Bokashi compost does not attract vermin. It is used in South Africa, where baboons frequently raid traditional compost piles. In Montana she finds that buried bokashi waste is of little interest to scavenging bears.

Bokashi is a fermenting alternative to traditional composting, employing an effective microorganism mix of yeast and bacteria to “zombify/pickle/bokashi” (all synonymous) food waste in preparation for rapid decomposition in a compost pile or in soil.

Food waste, including meat, dairy, eggs and fats along with more traditionally composted fruits and vegetables can all be included in the process.

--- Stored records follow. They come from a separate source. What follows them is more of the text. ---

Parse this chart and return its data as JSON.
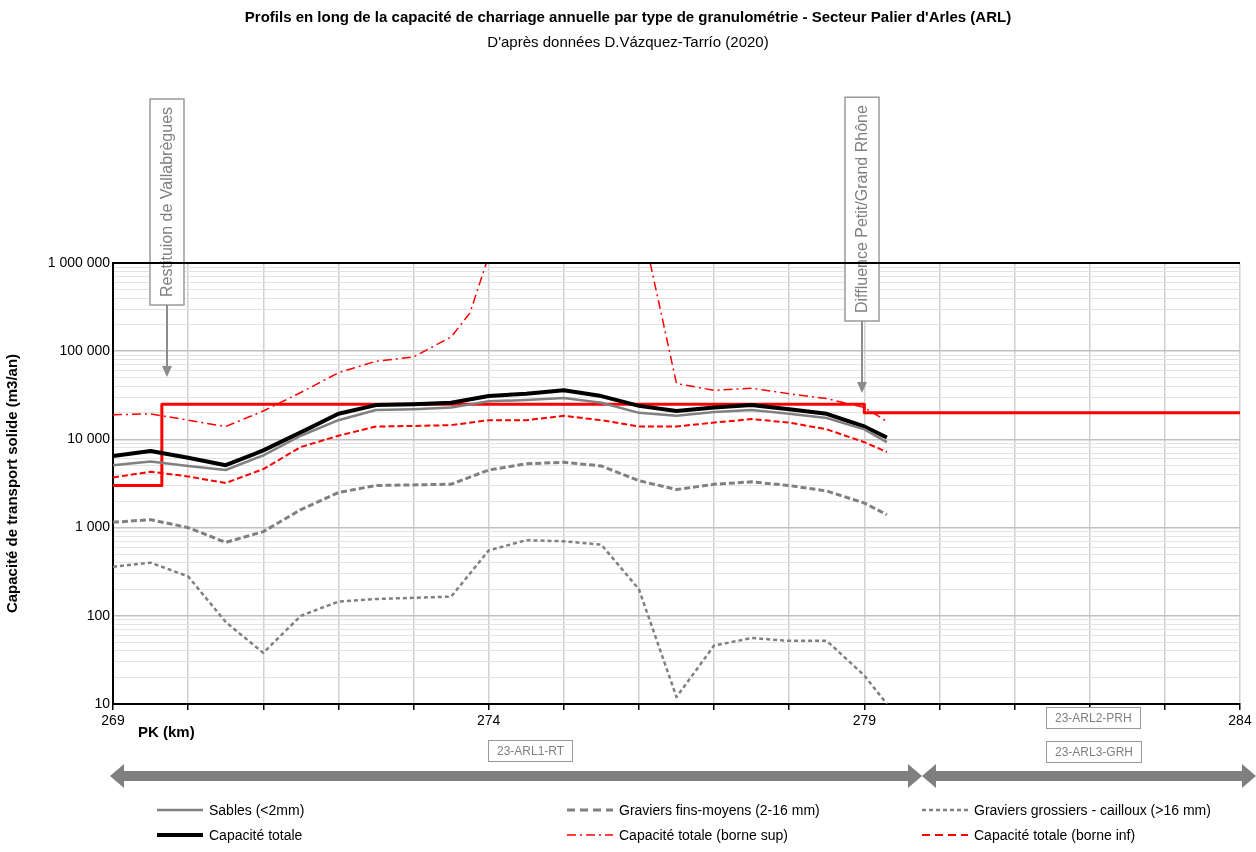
{
  "chart_data": {
    "type": "line",
    "title": "Profils en long de la capacité de charriage annuelle par type de granulométrie - Secteur Palier d'Arles (ARL)",
    "subtitle": "D'après données D.Vázquez-Tarrío (2020)",
    "xlabel": "PK (km)",
    "ylabel": "Capacité de transport solide (m3/an)",
    "x": [
      269,
      269.5,
      270,
      270.5,
      271,
      271.5,
      272,
      272.5,
      273,
      273.5,
      274,
      274.5,
      275,
      275.5,
      276,
      276.5,
      277,
      277.5,
      278,
      278.5,
      279,
      279.3
    ],
    "series": [
      {
        "name": "Sables (<2mm)",
        "color": "#808080",
        "line_style": "solid",
        "values": [
          5100,
          5600,
          5000,
          4500,
          6600,
          11000,
          16500,
          21500,
          22000,
          23000,
          27000,
          28000,
          29500,
          26000,
          20000,
          18500,
          20500,
          21500,
          19500,
          17500,
          13000,
          9300
        ]
      },
      {
        "name": "Graviers fins-moyens (2-16 mm)",
        "color": "#808080",
        "line_style": "dashed",
        "values": [
          1150,
          1230,
          1000,
          680,
          900,
          1600,
          2500,
          3000,
          3050,
          3100,
          4500,
          5300,
          5500,
          5000,
          3400,
          2700,
          3100,
          3300,
          3000,
          2600,
          1900,
          1400
        ]
      },
      {
        "name": "Graviers grossiers - cailloux (>16 mm)",
        "color": "#808080",
        "line_style": "dotted",
        "values": [
          360,
          400,
          280,
          85,
          38,
          100,
          145,
          155,
          160,
          165,
          550,
          720,
          700,
          640,
          200,
          12,
          46,
          56,
          52,
          52,
          21,
          10
        ]
      },
      {
        "name": "Capacité totale",
        "color": "#000000",
        "line_style": "solid",
        "values": [
          6500,
          7400,
          6200,
          5100,
          7500,
          12000,
          19500,
          24500,
          25000,
          26000,
          31000,
          33000,
          36000,
          31000,
          24000,
          21000,
          23000,
          24500,
          22000,
          19500,
          14000,
          10500
        ]
      },
      {
        "name": "Capacité totale (borne sup)",
        "color": "#ff0000",
        "line_style": "dashdot",
        "x": [
          269,
          269.5,
          270,
          270.5,
          271,
          271.5,
          272,
          272.5,
          273,
          273.5,
          273.75,
          273.97,
          275,
          276.15,
          276.5,
          277,
          277.5,
          278,
          278.5,
          279,
          279.3
        ],
        "values": [
          19000,
          19500,
          16500,
          14000,
          21000,
          34000,
          57000,
          77000,
          86000,
          145000,
          270000,
          1000000,
          null,
          1000000,
          43000,
          36000,
          38000,
          33000,
          29000,
          23000,
          16000
        ]
      },
      {
        "name": "Capacité totale (borne inf)",
        "color": "#ff0000",
        "line_style": "dashed",
        "values": [
          3700,
          4300,
          3800,
          3200,
          4600,
          8200,
          11000,
          14000,
          14200,
          14500,
          16500,
          16500,
          18500,
          16500,
          14000,
          14000,
          15500,
          17000,
          15500,
          13000,
          9300,
          7200
        ]
      },
      {
        "type": "step",
        "color": "#ff0000",
        "line_style": "solid",
        "x": [
          269,
          269.65,
          279,
          284
        ],
        "values": [
          3000,
          25000,
          20000,
          20000
        ]
      }
    ],
    "log": "y",
    "xlim": [
      269,
      284
    ],
    "xticks": [
      269,
      {
        "value": 270,
        "label": null
      },
      {
        "value": 271,
        "label": null
      },
      {
        "value": 272,
        "label": null
      },
      {
        "value": 273,
        "label": null
      },
      274,
      {
        "value": 275,
        "label": null
      },
      {
        "value": 276,
        "label": null
      },
      {
        "value": 277,
        "label": null
      },
      {
        "value": 278,
        "label": null
      },
      279,
      {
        "value": 280,
        "label": null
      },
      {
        "value": 281,
        "label": null
      },
      {
        "value": 282,
        "label": null
      },
      {
        "value": 283,
        "label": null
      },
      284
    ],
    "ylim": [
      10,
      1000000
    ],
    "yticks": [
      10,
      {
        "value": 20,
        "label": null
      },
      {
        "value": 30,
        "label": null
      },
      {
        "value": 40,
        "label": null
      },
      {
        "value": 50,
        "label": null
      },
      {
        "value": 60,
        "label": null
      },
      {
        "value": 70,
        "label": null
      },
      {
        "value": 80,
        "label": null
      },
      {
        "value": 90,
        "label": null
      },
      100,
      {
        "value": 200,
        "label": null
      },
      {
        "value": 300,
        "label": null
      },
      {
        "value": 400,
        "label": null
      },
      {
        "value": 500,
        "label": null
      },
      {
        "value": 600,
        "label": null
      },
      {
        "value": 700,
        "label": null
      },
      {
        "value": 800,
        "label": null
      },
      {
        "value": 900,
        "label": null
      },
      {
        "value": 1000,
        "label": "1 000"
      },
      {
        "value": 2000,
        "label": null
      },
      {
        "value": 3000,
        "label": null
      },
      {
        "value": 4000,
        "label": null
      },
      {
        "value": 5000,
        "label": null
      },
      {
        "value": 6000,
        "label": null
      },
      {
        "value": 7000,
        "label": null
      },
      {
        "value": 8000,
        "label": null
      },
      {
        "value": 9000,
        "label": null
      },
      {
        "value": 10000,
        "label": "10 000"
      },
      {
        "value": 20000,
        "label": null
      },
      {
        "value": 30000,
        "label": null
      },
      {
        "value": 40000,
        "label": null
      },
      {
        "value": 50000,
        "label": null
      },
      {
        "value": 60000,
        "label": null
      },
      {
        "value": 70000,
        "label": null
      },
      {
        "value": 80000,
        "label": null
      },
      {
        "value": 90000,
        "label": null
      },
      {
        "value": 100000,
        "label": "100 000"
      },
      {
        "value": 200000,
        "label": null
      },
      {
        "value": 300000,
        "label": null
      },
      {
        "value": 400000,
        "label": null
      },
      {
        "value": 500000,
        "label": null
      },
      {
        "value": 600000,
        "label": null
      },
      {
        "value": 700000,
        "label": null
      },
      {
        "value": 800000,
        "label": null
      },
      {
        "value": 900000,
        "label": null
      },
      {
        "value": 1000000,
        "label": "1 000 000"
      }
    ],
    "grid": true,
    "legend": "bottom",
    "marker": "none",
    "annotations": [
      "Restituion de Vallabrègues",
      "Diffluence Petit/Grand Rhône",
      "23-ARL1-RT",
      "23-ARL2-PRH",
      "23-ARL3-GRH"
    ]
  }
}
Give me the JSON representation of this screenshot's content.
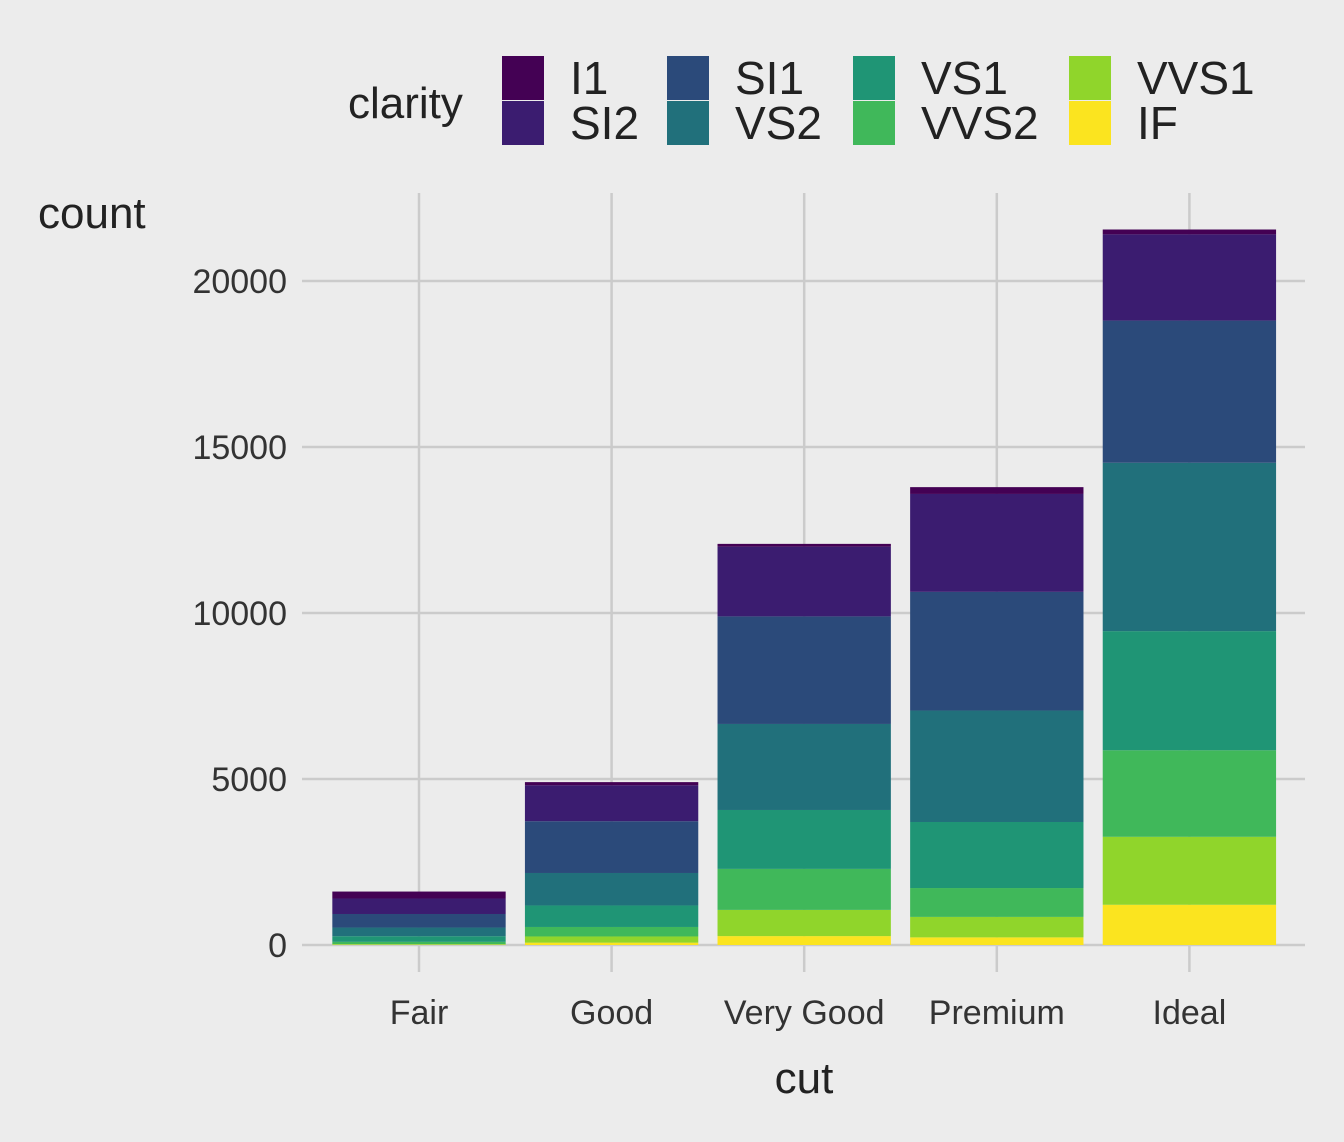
{
  "chart_data": {
    "type": "bar",
    "stacked": true,
    "categories": [
      "Fair",
      "Good",
      "Very Good",
      "Premium",
      "Ideal"
    ],
    "xlabel": "cut",
    "ylabel": "count",
    "ylim": [
      0,
      22000
    ],
    "yticks": [
      0,
      5000,
      10000,
      15000,
      20000
    ],
    "ytick_labels": [
      "0",
      "5000",
      "10000",
      "15000",
      "20000"
    ],
    "grid": true,
    "legend": {
      "title": "clarity",
      "placement": "top"
    },
    "series": [
      {
        "name": "I1",
        "color": "#440154",
        "values": [
          210,
          96,
          84,
          205,
          146
        ]
      },
      {
        "name": "SI2",
        "color": "#3b1c70",
        "values": [
          466,
          1081,
          2100,
          2949,
          2598
        ]
      },
      {
        "name": "SI1",
        "color": "#2b4a7a",
        "values": [
          408,
          1560,
          3240,
          3575,
          4282
        ]
      },
      {
        "name": "VS2",
        "color": "#21707b",
        "values": [
          261,
          978,
          2591,
          3357,
          5071
        ]
      },
      {
        "name": "VS1",
        "color": "#1f9575",
        "values": [
          170,
          648,
          1775,
          1989,
          3589
        ]
      },
      {
        "name": "VVS2",
        "color": "#40b85a",
        "values": [
          69,
          286,
          1235,
          870,
          2606
        ]
      },
      {
        "name": "VVS1",
        "color": "#90d52b",
        "values": [
          17,
          186,
          789,
          616,
          2047
        ]
      },
      {
        "name": "IF",
        "color": "#fbe41f",
        "values": [
          9,
          71,
          268,
          230,
          1212
        ]
      }
    ]
  }
}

“All of this can be fermented using bokashi and then returned to the earth to make luscious, probiotic-rich, soil, either for planting or just good karma. Amazingly, the process only takes about a month from fork to soil,” Rauch said.

Scraps are mixed with the effective microorganisms and sit for a minimum of two weeks in an anaerobic container (5 gallon bucket, for example.) In much the same way that a cucumber is transformed into a pickle through fermentation, the food waste is transmuted by the presence of the micro-organisms into a stable, non-putrid, pleasant-smelling, pickled mix.

Once the initial fermentation completes, the food waste is ready to be added to either a compost pile or buried in soil where, with contact with soil microorganisms, the matter is transmuted into plantable soil within as little as two weeks. All together, the process takes as little as one month.

“Bokashi has tremendous applications in agricultural settings for the reclamation and speeded up composting of agricultural byproducts,” Rauch said. “It can also be used to manage the health of farm animals, manure piles and odor originating from livestock.